Recently I've had the incredible experience of helping, and being helped by, my fellow entrepreneurs. It's come from a very genuine place on both sides, with me really wanting to help other women in business and with my peers wanting to do the same for me. It's been awesome and has felt really, really good.
So why does this matter? Because it's a stark contrast to the requests I receive that are gross and slimy. You know the type -- "It would be mutually beneficial to our businesses for us to have a meeting." No, it wouldn't. It would be beneficial to you to get free info from me and/or for you to try and sell me something I don't need. And hey, I'm not knocking the hustle. But be honest about it and save us both some time.
This experience got me to thinking. Why is it that some requests have me leaping out of my chair screaming "YES!" and other asks make my skin crawl?
It turns out there is a good way to ask. It's truly not what you ask, it's the context of the request and how you ask it. So here's my quick and dirty guide to asking for a business favour that really is mutually beneficial for both parties.

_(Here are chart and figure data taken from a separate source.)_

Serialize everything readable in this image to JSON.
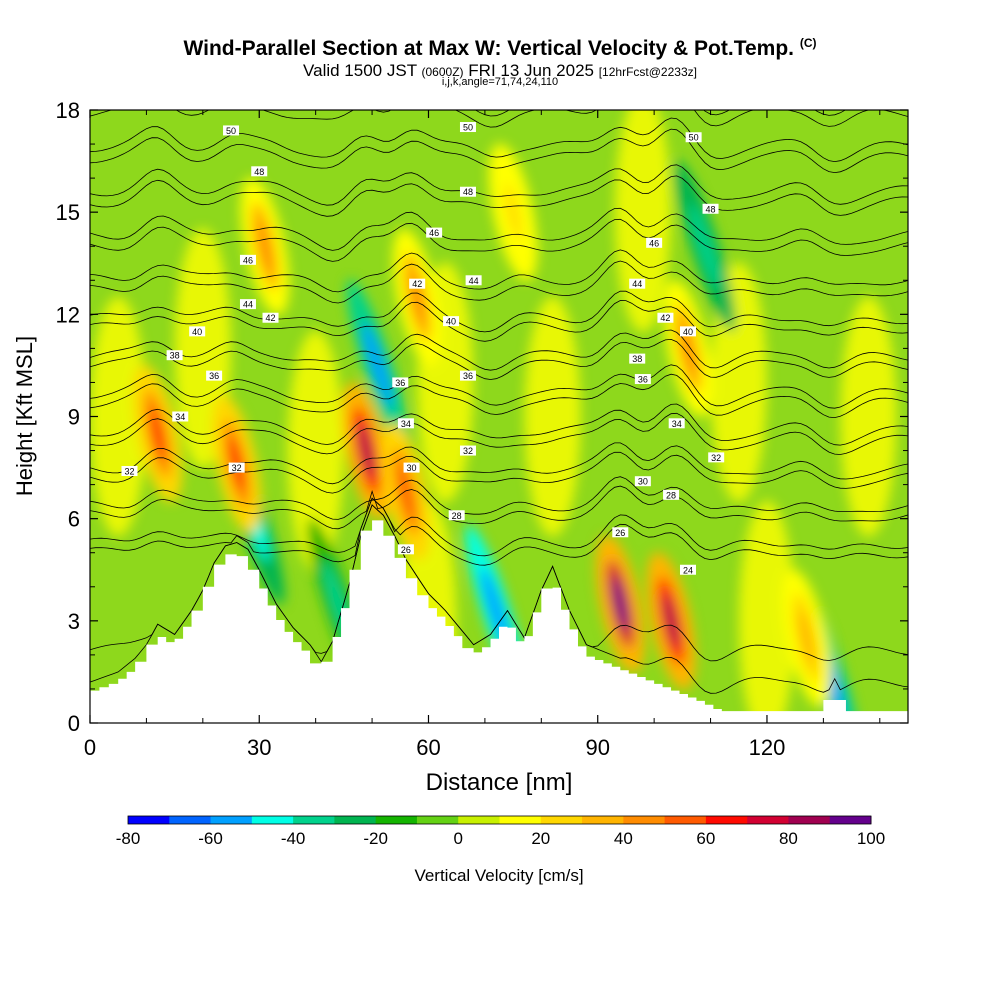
{
  "chart_data": {
    "type": "heatmap",
    "title": "Wind-Parallel Section at Max W: Vertical Velocity & Pot.Temp.",
    "title_mark": "(C)",
    "subtitle_valid": "Valid 1500 JST",
    "subtitle_utc": "(0600Z)",
    "subtitle_date": "FRI 13 Jun 2025",
    "subtitle_fcst": "[12hrFcst@2233z]",
    "subtitle_index": "i,j,k,angle=71,74,24,110",
    "xlabel": "Distance [nm]",
    "ylabel": "Height [Kft MSL]",
    "xlim": [
      0,
      145
    ],
    "ylim": [
      0,
      18
    ],
    "x_ticks": [
      "0",
      "30",
      "60",
      "90",
      "120"
    ],
    "x_tick_values": [
      0,
      30,
      60,
      90,
      120
    ],
    "y_ticks": [
      "0",
      "3",
      "6",
      "9",
      "12",
      "15",
      "18"
    ],
    "y_tick_values": [
      0,
      3,
      6,
      9,
      12,
      15,
      18
    ],
    "colorbar": {
      "label": "Vertical Velocity [cm/s]",
      "range": [
        -80,
        100
      ],
      "step": 10,
      "tick_labels": [
        "-80",
        "-60",
        "-40",
        "-20",
        "0",
        "20",
        "40",
        "60",
        "80",
        "100"
      ],
      "colors": [
        "#0000ff",
        "#0064ff",
        "#00a0ff",
        "#00ffe6",
        "#00d28c",
        "#00b450",
        "#14b400",
        "#64d214",
        "#c8f000",
        "#ffff00",
        "#ffd700",
        "#ffb400",
        "#ff8c00",
        "#ff5a00",
        "#ff0a00",
        "#d20032",
        "#a00050",
        "#64008c"
      ]
    },
    "terrain_profile": {
      "x": [
        0,
        5,
        8,
        10,
        12,
        15,
        18,
        20,
        22,
        24,
        26,
        28,
        30,
        33,
        36,
        39,
        41,
        43,
        46,
        48,
        50,
        52,
        54,
        56,
        58,
        60,
        63,
        66,
        68,
        71,
        74,
        77,
        80,
        82,
        85,
        88,
        91,
        94,
        97,
        100,
        103,
        106,
        109,
        112,
        115,
        118,
        121,
        124,
        127,
        130,
        132,
        134,
        137,
        140,
        145
      ],
      "height": [
        0.9,
        1.2,
        1.6,
        2.0,
        2.6,
        2.3,
        3.0,
        3.6,
        4.4,
        4.9,
        5.0,
        4.8,
        4.2,
        3.2,
        2.5,
        2.0,
        1.5,
        2.1,
        3.8,
        5.2,
        6.1,
        5.8,
        5.2,
        4.5,
        4.0,
        3.5,
        3.0,
        2.4,
        2.0,
        2.3,
        3.0,
        2.2,
        3.6,
        4.3,
        3.0,
        2.0,
        1.8,
        1.6,
        1.4,
        1.2,
        1.0,
        0.8,
        0.6,
        0.35,
        0.35,
        0.35,
        0.35,
        0.35,
        0.35,
        0.35,
        1.0,
        0.35,
        0.35,
        0.35,
        0.35
      ]
    },
    "updraft_cores": [
      {
        "x": 12,
        "z": 8.5,
        "w": 65
      },
      {
        "x": 26,
        "z": 7.6,
        "w": 60
      },
      {
        "x": 49,
        "z": 8.0,
        "w": 80
      },
      {
        "x": 56,
        "z": 6.8,
        "w": 55
      },
      {
        "x": 58,
        "z": 12.5,
        "w": 45
      },
      {
        "x": 31,
        "z": 14.0,
        "w": 45
      },
      {
        "x": 94,
        "z": 3.5,
        "w": 95
      },
      {
        "x": 103,
        "z": 3.0,
        "w": 80
      },
      {
        "x": 106,
        "z": 11.0,
        "w": 40
      },
      {
        "x": 127,
        "z": 2.5,
        "w": 30
      },
      {
        "x": 75,
        "z": 15.0,
        "w": 25
      }
    ],
    "downdraft_cores": [
      {
        "x": 51,
        "z": 10.5,
        "w": -40
      },
      {
        "x": 72,
        "z": 3.3,
        "w": -45
      },
      {
        "x": 29,
        "z": 6.0,
        "w": -30
      },
      {
        "x": 109,
        "z": 14.0,
        "w": -25
      },
      {
        "x": 44,
        "z": 3.5,
        "w": -20
      },
      {
        "x": 131,
        "z": 1.5,
        "w": -40
      }
    ],
    "contour_series": {
      "name": "Potential Temperature",
      "levels": [
        24,
        26,
        28,
        30,
        32,
        34,
        36,
        38,
        40,
        42,
        44,
        46,
        48,
        50
      ],
      "labels": [
        {
          "text": "24",
          "x": 106,
          "z": 4.5
        },
        {
          "text": "26",
          "x": 56,
          "z": 5.1
        },
        {
          "text": "26",
          "x": 94,
          "z": 5.6
        },
        {
          "text": "28",
          "x": 65,
          "z": 6.1
        },
        {
          "text": "28",
          "x": 103,
          "z": 6.7
        },
        {
          "text": "30",
          "x": 57,
          "z": 7.5
        },
        {
          "text": "30",
          "x": 98,
          "z": 7.1
        },
        {
          "text": "32",
          "x": 7,
          "z": 7.4
        },
        {
          "text": "32",
          "x": 26,
          "z": 7.5
        },
        {
          "text": "32",
          "x": 67,
          "z": 8.0
        },
        {
          "text": "32",
          "x": 111,
          "z": 7.8
        },
        {
          "text": "34",
          "x": 16,
          "z": 9.0
        },
        {
          "text": "34",
          "x": 56,
          "z": 8.8
        },
        {
          "text": "34",
          "x": 104,
          "z": 8.8
        },
        {
          "text": "36",
          "x": 22,
          "z": 10.2
        },
        {
          "text": "36",
          "x": 55,
          "z": 10.0
        },
        {
          "text": "36",
          "x": 67,
          "z": 10.2
        },
        {
          "text": "36",
          "x": 98,
          "z": 10.1
        },
        {
          "text": "38",
          "x": 15,
          "z": 10.8
        },
        {
          "text": "38",
          "x": 97,
          "z": 10.7
        },
        {
          "text": "40",
          "x": 19,
          "z": 11.5
        },
        {
          "text": "40",
          "x": 64,
          "z": 11.8
        },
        {
          "text": "40",
          "x": 106,
          "z": 11.5
        },
        {
          "text": "42",
          "x": 32,
          "z": 11.9
        },
        {
          "text": "42",
          "x": 58,
          "z": 12.9
        },
        {
          "text": "42",
          "x": 102,
          "z": 11.9
        },
        {
          "text": "44",
          "x": 28,
          "z": 12.3
        },
        {
          "text": "44",
          "x": 68,
          "z": 13.0
        },
        {
          "text": "44",
          "x": 97,
          "z": 12.9
        },
        {
          "text": "46",
          "x": 28,
          "z": 13.6
        },
        {
          "text": "46",
          "x": 61,
          "z": 14.4
        },
        {
          "text": "46",
          "x": 100,
          "z": 14.1
        },
        {
          "text": "48",
          "x": 30,
          "z": 16.2
        },
        {
          "text": "48",
          "x": 67,
          "z": 15.6
        },
        {
          "text": "48",
          "x": 110,
          "z": 15.1
        },
        {
          "text": "50",
          "x": 25,
          "z": 17.4
        },
        {
          "text": "50",
          "x": 67,
          "z": 17.5
        },
        {
          "text": "50",
          "x": 107,
          "z": 17.2
        }
      ]
    }
  }
}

Is there an established relationship?
This is number one for me. As I mentioned, I absolutely love helping other business owners rise up and succeed, especially when it's my fellow women in business. But there has to be a relationship in place first. In other words, do we know each other well enough to pick up the phone and have a friendly chat? Have we spoken in the last six months? Or, if it's been a while, did we once have a really strong rapport -- perhaps we were good friends when we worked together in the corporate world. If none of these elements ring true, then the relationship isn't strong enough for you to ask me to do that big favour for you.
Are you being honest?
Honesty is one of those things I rarely talk about because for me it's a given. Only not everyone feels that way and I often need to remind myself of this when an odd request crosses my path. Be straight with me and, if there's an established relationship in place, I'll see what I can do to give you a hand up. Don't lie, and don't masquerade it as beneficial to me if it isn't. I have a BS radar and it goes off like sprinklers on a hot summers day when someone isn't being truthful and genuine about what they want. Simply put, if I get a weird feeling in my gut, something's probably off and I don't think it's that hummus I had yesterday.
Is your request clear and easy?
If you're ticking the boxes so far, here's the third and final step -- be crystal clear about what you need and make it easy for me to help you. Waffling, long, rambling requests are totally overwhelming and if I have to read the email twice to figure out what you want, to be frank, I'm just not going to. Ain't nobody got time for that. Structure it clearly so that your message closes with a simple ask and shows exactly what you need me to do next. And, if it's clear, is it also easy for me to help you? Have you provided a link or contact information or whatever relevant details I need in order to fulfill your request? If I need to make like I'm on an episode of CSI to figure it out, then something's gone awry.
What's our favour ratio?
Bonus tip. And admittedly, this one might be just me. I'm not counting how many favours I've done for you without it being returned, but I sort of am. I had a business contact last year who I fully supported because I truly believed in the great work she was doing. I supported her in every way possible, sharing content, attending her event and spreading the word, and I genuinely wanted to see her succeed. But it all went without a thank you, and when it got to ten asks (yep -- TEN) I stopped counting. You know what else stopped? My willingness to help her. It felt super sleazy. Especially when I asked for one small favour and all of a sudden she was too busy. Gross, right? Don't be that person.
Of course, this is all from my perspective. If in doubt, think about the requests you receive that make you want to jump up and down and agree to -- what commonalities do those asks have, and what do you need to do to replicate that? That's all there is to it.
Finally, as Erika Napoleon once said -- don't be an askhole.